After about 2 weeks of completely withholding the Skids from us, BM contacted BF because she needed a babysitter for a couple hours on Tuesdays while she attended therapy. For 2 straight weeks she actually brought the kids to us on Tuesdays and last weekend she also allowed us to have the Skids. BF was convinced she was 'starting to come around' and they'd be back on schedule again. I am not as blind when it comes to BM. She just got accepted into another of the subsidized housing communities for people on welfare (essentially the ghetto but at this point better than the homeless shelter she WAS living with the SKids at) and planned on moving that weekend and didn't want the Skids undertoe. But whatever, to save an argument I let BF think what he wanted and enjoy his weekend with his kids.

This Tuesday rolls up and BM calls in the morning to make sure BF had SS9's backpack organized (he forgot it on the weekend) and she'd be by to get it. BF assumed that meant when she dropped the kids off. Low and behold she does not show up, does not call, and BF cannot get ahold of her. I figure she just decided it would be easier to keep her control of the situation and just avoid BF and buy SS9 a new backpack. She does this. When she first took the SKids and refused to return them she never came to get any of their clothes/toys, instead she just replaced all of it! How she affords this, is beyond me, considering she lives off welfare and since she has been withholding the children BF has not been giving her CS. SS9 told me on the weekend BM bought herself a brand new iPhone5 and each of the kids brand new fishing rods recently too. I really would love to know how she does it (although I imagine it's acquired illegaly in some way/shape/form).

So finally today we get ahold of BM, as BF had texted her to see if we would be getting the SKids again this weekend. She told him no, they were busy and had plans. She also informed him that she found someone else to watch the SKids on Tuesdays as well, not to worry about it. He starts to get pissed, I can hear him cursing under his breath as he's texting her. He asks her when he WILL get the Skids again. Her response? "Oh I don't know, I'll let you know when I need you next." Are you freaking kidding me? She basically TOLD him the only time she intends on letting him see HIS OWN KIDS is when she needs a free babysitter? Ridiculous. He texted her back "Alright then, enjoy your power trip and I'll see you in court." That shut her up.

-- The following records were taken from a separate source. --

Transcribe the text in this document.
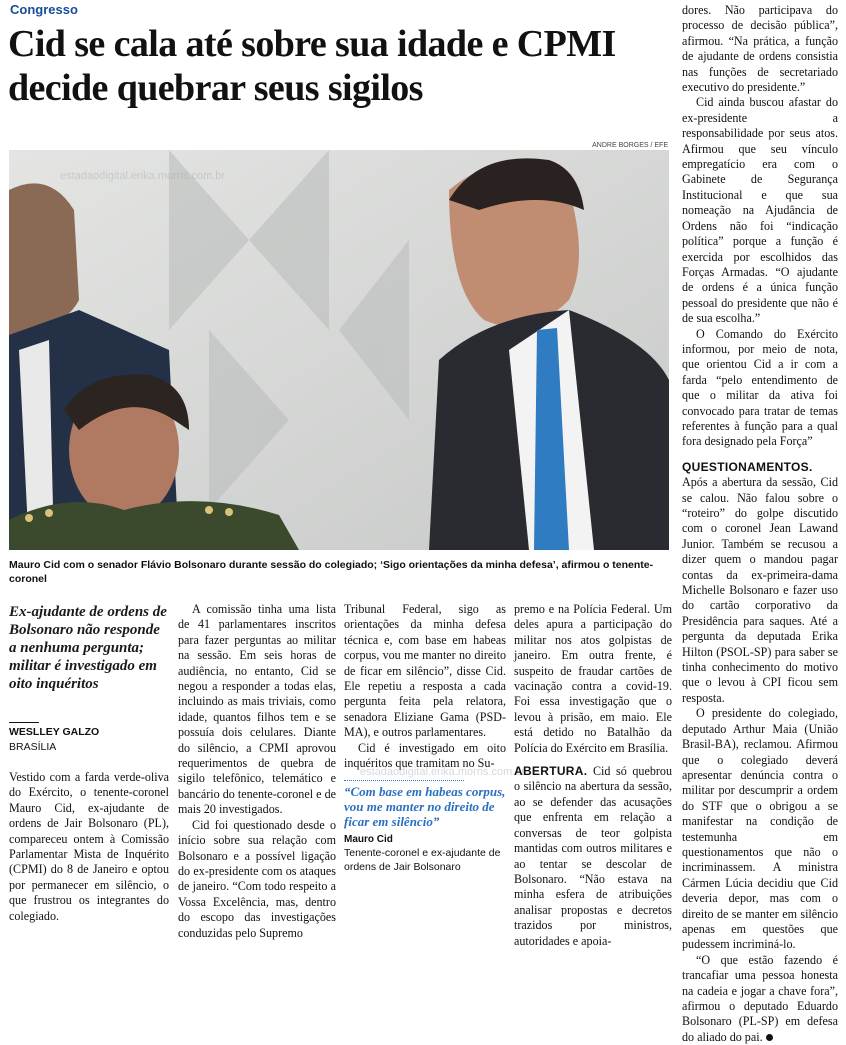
Congresso
Cid se cala até sobre sua idade e CPMI decide quebrar seus sigilos
ANDRE BORGES / EFE
estadaodigital.erika.morris.com.br
estadaodigital.erika.morris.com.br

Mauro Cid com o senador Flávio Bolsonaro durante sessão do colegiado; ‘Sigo orientações da minha defesa’, afirmou o tenente-coronel

Ex-ajudante de ordens de Bolsonaro não responde a nenhuma pergunta; militar é investigado em oito inquéritos

WESLLEY GALZO
BRASÍLIA

Vestido com a farda verde-oliva do Exército, o tenente-coronel Mauro Cid, ex-ajudante de ordens de Jair Bolsonaro (PL), compareceu ontem à Comissão Parlamentar Mista de Inquérito (CPMI) do 8 de Janeiro e optou por permanecer em silêncio, o que frustrou os integrantes do colegiado.

A comissão tinha uma lista de 41 parlamentares inscritos para fazer perguntas ao militar na sessão. Em seis horas de audiência, no entanto, Cid se negou a responder a todas elas, incluindo as mais triviais, como idade, quantos filhos tem e se possuía dois celulares. Diante do silêncio, a CPMI aprovou requerimentos de quebra de sigilo telefônico, telemático e bancário do tenente-coronel e de mais 20 investigados.

Cid foi questionado desde o início sobre sua relação com Bolsonaro e a possível ligação do ex-presidente com os ataques de janeiro. “Com todo respeito a Vossa Excelência, mas, dentro do escopo das investigações conduzidas pelo Supremo

Tribunal Federal, sigo as orientações da minha defesa técnica e, com base em habeas corpus, vou me manter no direito de ficar em silêncio”, disse Cid. Ele repetiu a resposta a cada pergunta feita pela relatora, senadora Eliziane Gama (PSD-MA), e outros parlamentares.

Cid é investigado em oito inquéritos que tramitam no Su-

“Com base em habeas corpus, vou me manter no direito de ficar em silêncio”

Mauro Cid

Tenente-coronel e ex-ajudante de ordens de Jair Bolsonaro

premo e na Polícia Federal. Um deles apura a participação do militar nos atos golpistas de janeiro. Em outra frente, é suspeito de fraudar cartões de vacinação contra a covid-19. Foi essa investigação que o levou à prisão, em maio. Ele está detido no Batalhão da Polícia do Exército em Brasília.

ABERTURA. Cid só quebrou o silêncio na abertura da sessão, ao se defender das acusações que enfrenta em relação a conversas de teor golpista mantidas com outros militares e ao tentar se descolar de Bolsonaro. “Não estava na minha esfera de atribuições analisar propostas e decretos trazidos por ministros, autoridades e apoia-

dores. Não participava do processo de decisão pública”, afirmou. “Na prática, a função de ajudante de ordens consistia nas funções de secretariado executivo do presidente.”

Cid ainda buscou afastar do ex-presidente a responsabilidade por seus atos. Afirmou que seu vínculo empregatício era com o Gabinete de Segurança Institucional e que sua nomeação na Ajudância de Ordens não foi “indicação política” porque a função é exercida por escolhidos das Forças Armadas. “O ajudante de ordens é a única função pessoal do presidente que não é de sua escolha.”

O Comando do Exército informou, por meio de nota, que orientou Cid a ir com a farda “pelo entendimento de que o militar da ativa foi convocado para tratar de temas referentes à função para a qual fora designado pela Força”

QUESTIONAMENTOS. Após a abertura da sessão, Cid se calou. Não falou sobre o “roteiro” do golpe discutido com o coronel Jean Lawand Junior. Também se recusou a dizer quem o mandou pagar contas da ex-primeira-dama Michelle Bolsonaro e fazer uso do cartão corporativo da Presidência para saques. Até a pergunta da deputada Erika Hilton (PSOL-SP) para saber se tinha conhecimento do motivo que o levou à CPI ficou sem resposta.

O presidente do colegiado, deputado Arthur Maia (União Brasil-BA), reclamou. Afirmou que o colegiado deverá apresentar denúncia contra o militar por descumprir a ordem do STF que o obrigou a se manifestar na condição de testemunha em questionamentos que não o incriminassem. A ministra Cármen Lúcia decidiu que Cid deveria depor, mas com o direito de se manter em silêncio apenas em questões que pudessem incriminá-lo.

“O que estão fazendo é trancafiar uma pessoa honesta na cadeia e jogar a chave fora”, afirmou o deputado Eduardo Bolsonaro (PL-SP) em defesa do aliado do pai.
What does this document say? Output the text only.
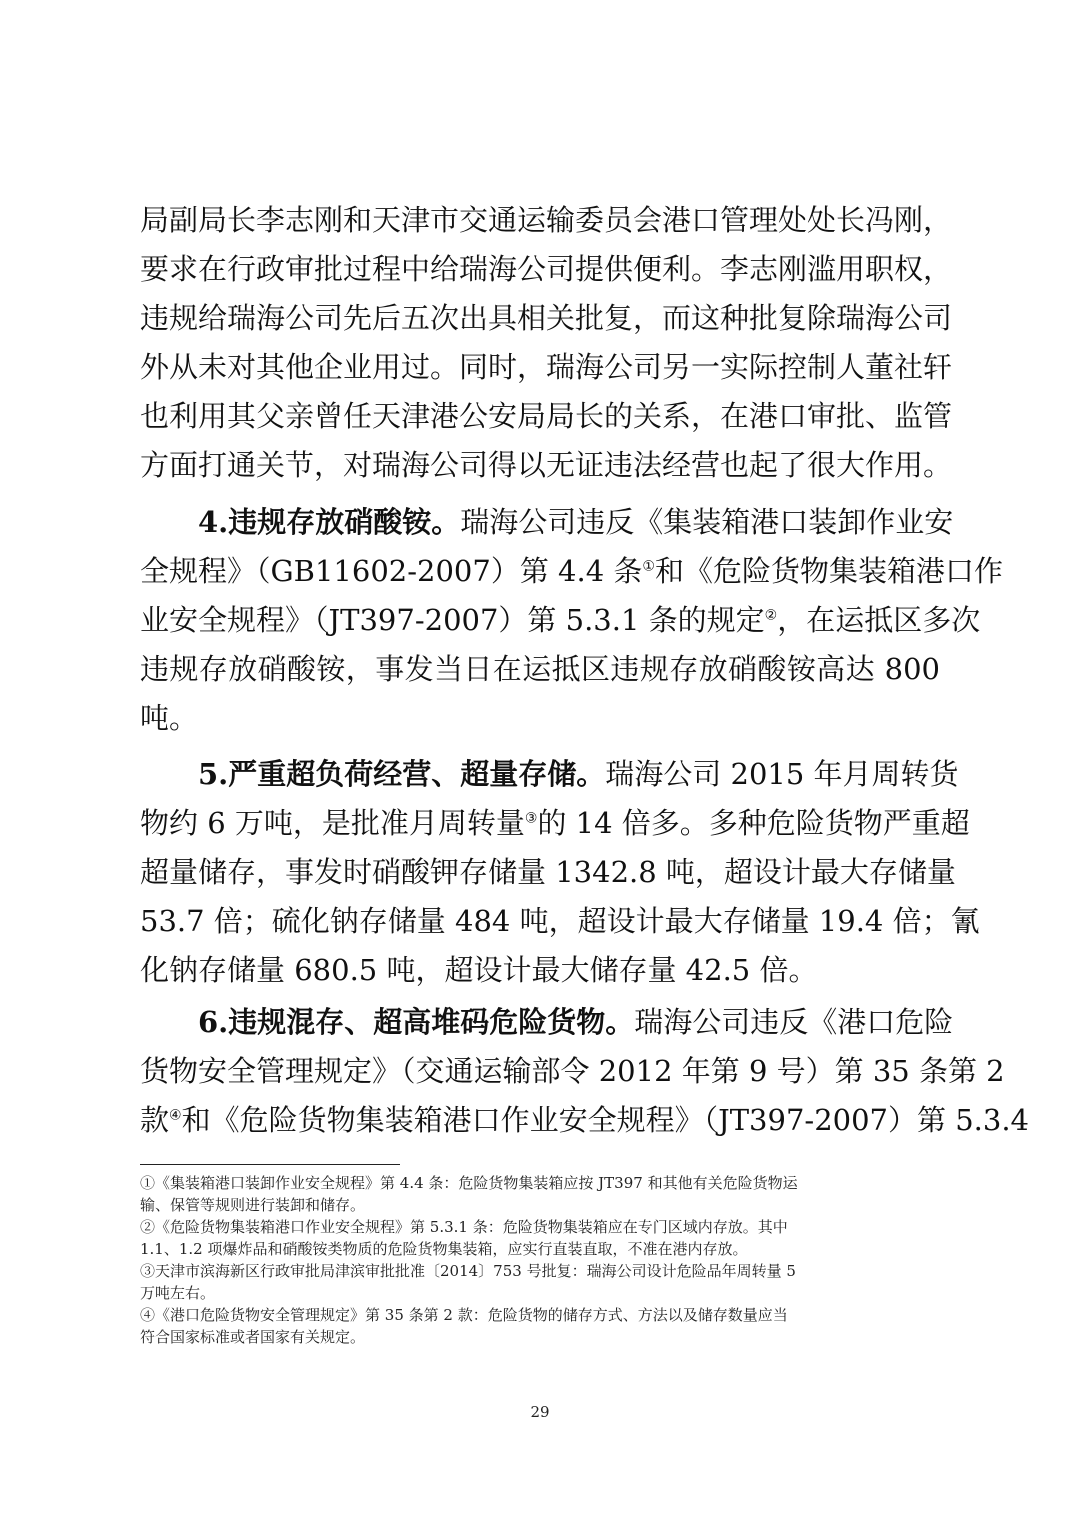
局副局长李志刚和天津市交通运输委员会港口管理处处长冯刚，
要求在行政审批过程中给瑞海公司提供便利。李志刚滥用职权，
违规给瑞海公司先后五次出具相关批复，而这种批复除瑞海公司
外从未对其他企业用过。同时，瑞海公司另一实际控制人董社轩
也利用其父亲曾任天津港公安局局长的关系，在港口审批、监管
方面打通关节，对瑞海公司得以无证违法经营也起了很大作用。
4.违规存放硝酸铵。瑞海公司违反《集装箱港口装卸作业安
全规程》（GB11602-2007）第 4.4 条①和《危险货物集装箱港口作
业安全规程》（JT397-2007）第 5.3.1 条的规定②，在运抵区多次
违规存放硝酸铵，事发当日在运抵区违规存放硝酸铵高达 800
吨。
5.严重超负荷经营、超量存储。瑞海公司 2015 年月周转货
物约 6 万吨，是批准月周转量③的 14 倍多。多种危险货物严重超
超量储存，事发时硝酸钾存储量 1342.8 吨，超设计最大存储量
53.7 倍；硫化钠存储量 484 吨，超设计最大存储量 19.4 倍；氰
化钠存储量 680.5 吨，超设计最大储存量 42.5 倍。
6.违规混存、超高堆码危险货物。瑞海公司违反《港口危险
货物安全管理规定》（交通运输部令 2012 年第 9 号）第 35 条第 2
款④和《危险货物集装箱港口作业安全规程》（JT397-2007）第 5.3.4
①《集装箱港口装卸作业安全规程》第 4.4 条：危险货物集装箱应按 JT397 和其他有关危险货物运
输、保管等规则进行装卸和储存。
②《危险货物集装箱港口作业安全规程》第 5.3.1 条：危险货物集装箱应在专门区域内存放。其中
1.1、1.2 项爆炸品和硝酸铵类物质的危险货物集装箱，应实行直装直取，不准在港内存放。
③天津市滨海新区行政审批局津滨审批批准〔2014〕753 号批复：瑞海公司设计危险品年周转量 5
万吨左右。
④《港口危险货物安全管理规定》第 35 条第 2 款：危险货物的储存方式、方法以及储存数量应当
符合国家标准或者国家有关规定。
29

And here we are again, headed into another weekend SKid free. Well, BF's BS9 (different from SS9, as previously mentioned SS9 isn't biologically BF's although is SS3's brother) may or may not be here. But he's no burden. I don't write about him alot or his mother because they're pretty much a non-issue. Anyway... It will be interesting to see whether or not BF actually goes through with his threat of court. I've only been telling him since day fucking 1 to go to court and get shit in writing because you can't trust her. But of course, he -always- has to give her the benefit of a doubt. I'm at the point where I just don't even get involved. BM randomly called me last week and I just ignored it... And I plan to continue my life with as little contact with her as possible. Ugh. I can only imagine how great my life would be if I had met BF -first-... sigh.

Comments

StickAFork's picture

Wow, what a beyotch. Withholding the kids but having the nerve to ask him to watch them when she needs a sitter.

A piece of advice... I know it's SOOO tempting to forgo paying CS when she withholds, but sadly, that's illegal. Even more sadly, the courts will punish him more than they will her. Also, if you live in a state that calculates interest, his relatively small debt could BALLOON in no time. (My state compounds daily.)
He needs to pay CS. Regardless of what she does...because it's the right thing to do, and will be better for him in the long run.

If he absolutely refuses to pay it, at the very least he's hopefully setting it aside in a different back account for his kids.

Kilgore SMom's picture

BF needs to keep al texted and show them to his lawyer. Why would a judge let them live with her full time and not BF? At this point their both in contempt of court.